And Tango Make Three
Written by Justin Richardson & Peter Parnell
Illustrated by Henry Cole
Simon & Schuster, 2005, 32pp
In Central Park there is a zoo that many families love to visit. The animals in the zoo have their own families too, none more loved than the penguins. Two male penguins named Roy and Silo spend their time together and their keeper, Mr. Gramzay watches as Roy and Silo make a nest together just like other couples. The other penguins take care of the eggs in their nests, but Roy and Silo’s nest remains empty. One day, Silo finds a rock that looks like an egg and brings it back to the nest, but no matter how much or how carefully he sits on it, it doesn’t hatch. Mr. Gramzay decides to help. He finds an egg that needs parents and Silo sits and sits until finally out comes a baby penguin! Roy and Silo have a baby named Tango that they care for and love. They are a happy family. And Tango Makes Three is a lighthearted and happy story surrounded by Cole’s beautiful illustrations, showing readers that Roy, Silo, and Tango are as happy and loved in their family as other penguins.
And Tango Makes Three is a story that introduces the topic of same-sex parents and adoption in a positive and simple way. The story first describes the many families that live in New York and visit the zoo, as well as the different animals that live as couples in the zoo. The authors quickly introduce readers to the theme of family by focusing on this common aspect of life for animals and people. Penguins are known to be primarily monogamous, meaning they mate for life, which makes this story even more interesting. While the other male penguins are wooing females, Roy and Silo woo each other. They walk, swim, eat, cuddle, and build a nest together, just like the rest of the penguins and without being rejected by the group.
The story continues by bringing in adoption. The zookeeper finds an egg that needs to be cared for or else it could die. By giving the egg to Roy and Silo the baby penguin gets two loving parents and the couple is given a baby to raise and love. There was no need to interfere in the care of the egg once given to the penguin couple, as they clearly demonstrated the skills needed to care for a baby. Even the inherited desire for a baby is apparent, as they found a rock to nurture because it looked similar to an egg. The other penguins didn’t react negatively or shun Roy, Silo, or Tango and human visitors at the zoo loved the family. They were as they were meant to be and lived true to their nature.
And Tango Makes Three is an important story for children in same-sex families as well as children who need to be exposed to a range of diverse families. This book is a positive way to introduce the concept of same-sex couples. Students may have trouble understanding technical terms, but they understand love. Many teachers support families and children who are LGBTQ+ but are reluctant to discuss the topic for reasons that stem from personal modesty or fear of backlash. Exposing students to aspects of everyday life, no matter how controversial, broadens and develops their minds and understanding. Books dealing with challenged content encourage discussions of injustices as well as highlight differences in life and society.

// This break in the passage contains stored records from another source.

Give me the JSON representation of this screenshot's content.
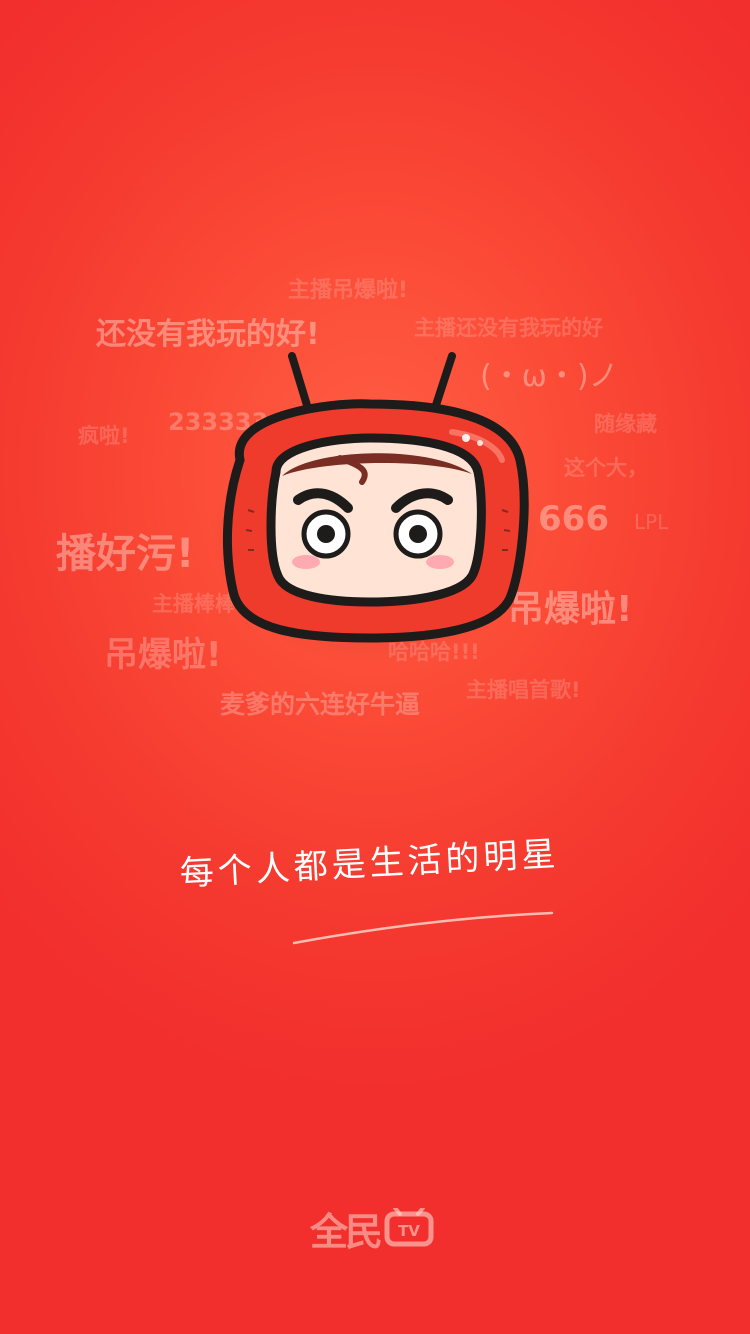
{
  "danmaku": [
    "主播吊爆啦!",
    "还没有我玩的好!",
    "主播还没有我玩的好",
    "(・ω・)ノ",
    "233333",
    "疯啦!",
    "随缘藏",
    "这个大，",
    "666",
    "LPL",
    "播好污!",
    "主播棒棒",
    "吊爆啦!",
    "吊爆啦!",
    "哈哈哈!!!",
    "主播唱首歌!",
    "麦爹的六连好牛逼"
  ],
  "slogan": "每个人都是生活的明星",
  "brand": {
    "name": "全民",
    "suffix": "TV"
  },
  "colors": {
    "background": "#f53a30",
    "mascot_red": "#ee3b2b",
    "mascot_outline": "#1e1b1b"
  },
  "icons": [
    "mascot-tv-icon",
    "brand-tv-icon"
  ]
}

And Tango Makes Three would pair well with Todd Parr’s (2003) The Family Book, another book that depicts family units in different circumstances with empathy. Both books address a range of family units, including same-sex parents, divorced parents, single parenthood, bi-racial families, etc.
Justin Richardson is an assistant professor of psychiatry at Columbia and Cornell and the coauthor of Everything You Never Wanted Your Kids to Know About Sex (But Were Afraid They’d Ask) (Justin Richardson & Mark Schuster, 2014). Dr. Richardson has been featured in The New York Times and The Washington Post, on the Today show and NPR’s Morning Edition, and in numerous magazines. He talks with parents and teachers about parenting and children’s sexual development.
Peter Parnell is a playwright whose plays have been produced at the Public Theater and Playwrights Horizons in New York City and the Mark Taper Forum in Los Angeles, among others. He is a producer and has written extensively for television. He lives in New York City.
Henry Cole has written and illustrated more than fifty books for children, including Spot, the Cat (2016), Unspoken (2012), and Three Hens and a Peacock (Lester Laminack & Henry Cole, 2014). A former elementary school teacher, he now writes and paints full time from Ft. Lauderdale, Florida.